We know from more than 10 years of experience that when you put smart tools and training in the hands of committed teachers and counselors, dramatically more students from their schools go to college.
We are proud to partner with career educators who bring their teaching skills, their hard-won credibility with students, and their own experience of having successfully transitioned to, and graduated from, college. With College Summit tools, teachers and counselors make a life-changing difference for thousands of students each year.
Postsecondary defines the purpose of school: preparing students for life beyond high school. It is critical for building a college-going culture and for keeping students on the margins engaged. Because postsecondary has disproportionate impact on school culture, high performing schools insist on integrating efforts into the school system and the school day.
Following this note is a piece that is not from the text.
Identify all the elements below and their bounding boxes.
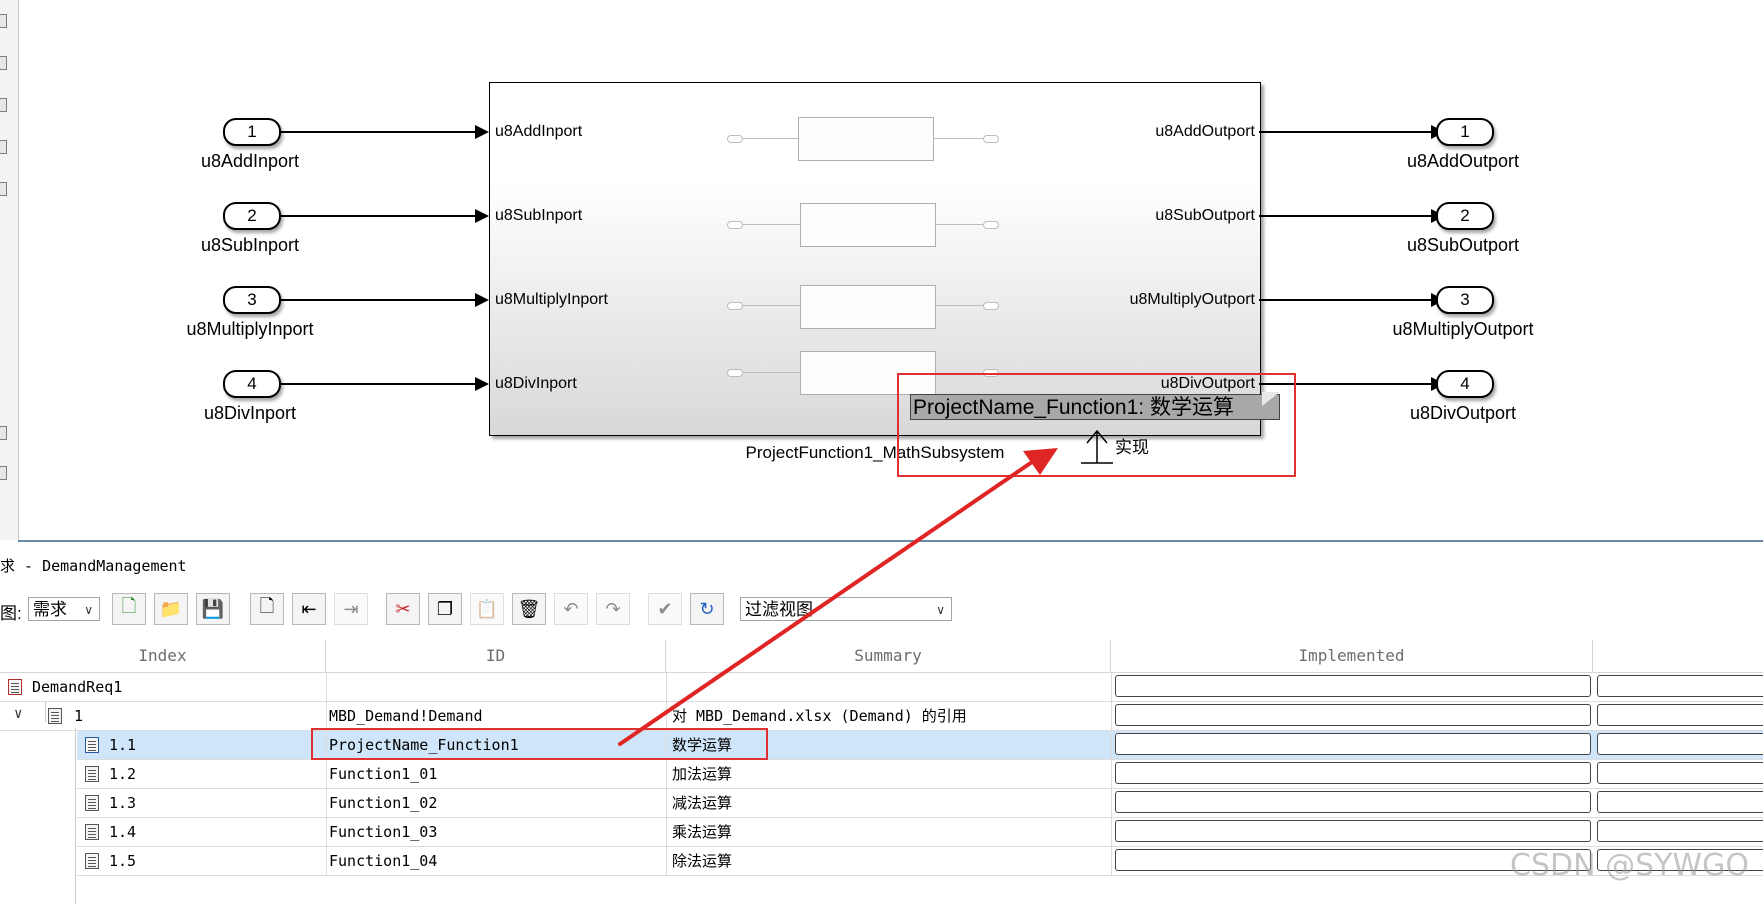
annotation-arrow <box>618 448 1058 746</box>
watermark: CSDN @SYWGO <box>1510 848 1749 883</box>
Once postsecondary planning becomes part of a schools's curriculum and goals, the school's college-going culture begins to change for the better. Add-on programs cannot address the need for a whole-school system. Plus, add-on programs frequently disappear--leaving significant capacity gaps in the system.
The College Summit strategy was born from a desire to stop expecting first-generation and low-income students to do what middle-class students can’t do: manage their own way through the college admissions process alone.
"It seemed to me that it took two kinds of adults to help students enroll in college: the expert resource person, usually the school counselor; and the college-experienced adult who manages each student through the process face-to-face, usually a college-experienced parent. With few college-experienced parents available, counselors are asked to take on the impossible task of providing expert resources, and directly managing the process for hundreds of students. Schools serving significant numbers of low-income first-generation students faced an enormous challenge: without someone to manage the process along with the student, how could they expect to send more students to college?"